Erik Weijers, 7 days ago
On Saturday, Tornado Cash's DAO was taken over by an attacker, or group of attackers. It's another backlash for the plagued coin mixer which makes privacy for Ethereum holders possible. In an interesting turn of events, a day later the attacker proposed to undo his attack. Never a boring day in crypto!
It is a bit of a lame wordplay to say that Tornado Cash has been in the eye of the storm for a while. The attack came just when the dust had almost settled. Nine months ago, the US Government sanctioned the protocol - the first time a protocol was put on the sanctions list. US citizens could no longer use the coin mixer.
At the time of this sanctioning, Russian Alexey Pertsev, one of the developers of Tornado Cash, was arrested in Amsterdam. He was suspected of 'involvement in concealing criminal financial flows and facilitating money laundering'.

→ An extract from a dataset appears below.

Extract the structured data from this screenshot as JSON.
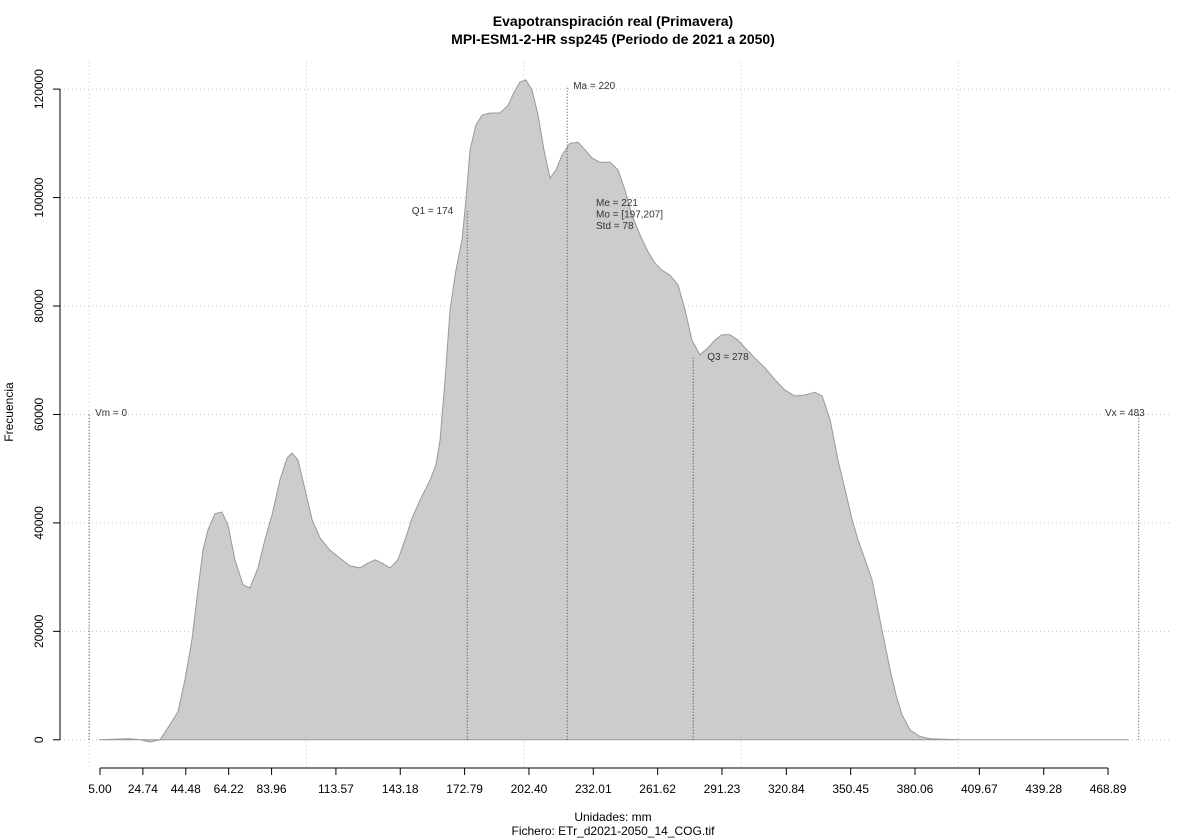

Only in April 2023 he was released but, pending his trial, required to stay at home, with electronic monitoring devices guarding him. A lot of people in the crypto community are worried that his arrest has no solid ground and is used as a scare tactic to discourage developers to work on privacy tools.
The community fought back a month later. Users of Ethereum and Tornado Cash filed a lawsuit against the U.S. Treasury Department. They claim that putting Tornado Cash on the sanctions list is unconstitutional and that there are numerous legitimate ways to use this coin mixer: it's simply a privacy tool.
Tornado Cash's DAO (Decentralized Autonomous Organization) handles operations, funds and future plans. Any DAO allows token holders to lock up their holdings as votes for proposing changes to a project. These changes can range from deploying treasury funds to purposes that benefit the project to expansion on other networks.
The attacker's malicious proposal contained a hidden code function that granted him/her/them fake votes. These could then be used to handle some aspects of Tornado Cash, such as withdrawal of locked torn tokens (TORN) held in the main governance contract.
Naturally the TORN token, already beaten down from last year's government attacks, suffered even more. But then came another turn in the story. The attacker submitted a proposal to undo the attack and give governance back. This is less uncommon than it might seem. Hackers of crypto protocols often offer to return funds. Sometimes in exchange for a bounty. Sometimes for nothing - as their action was just meant to demonstrate a weakness. One member of the TORN community thinks this might all have been a 'gigatroll' to crash the price so the attacker could buy cheaper coins. This may not be the most likely explanation. After all, why would one buy coins of a protocol that had just been exposed as vulnerable?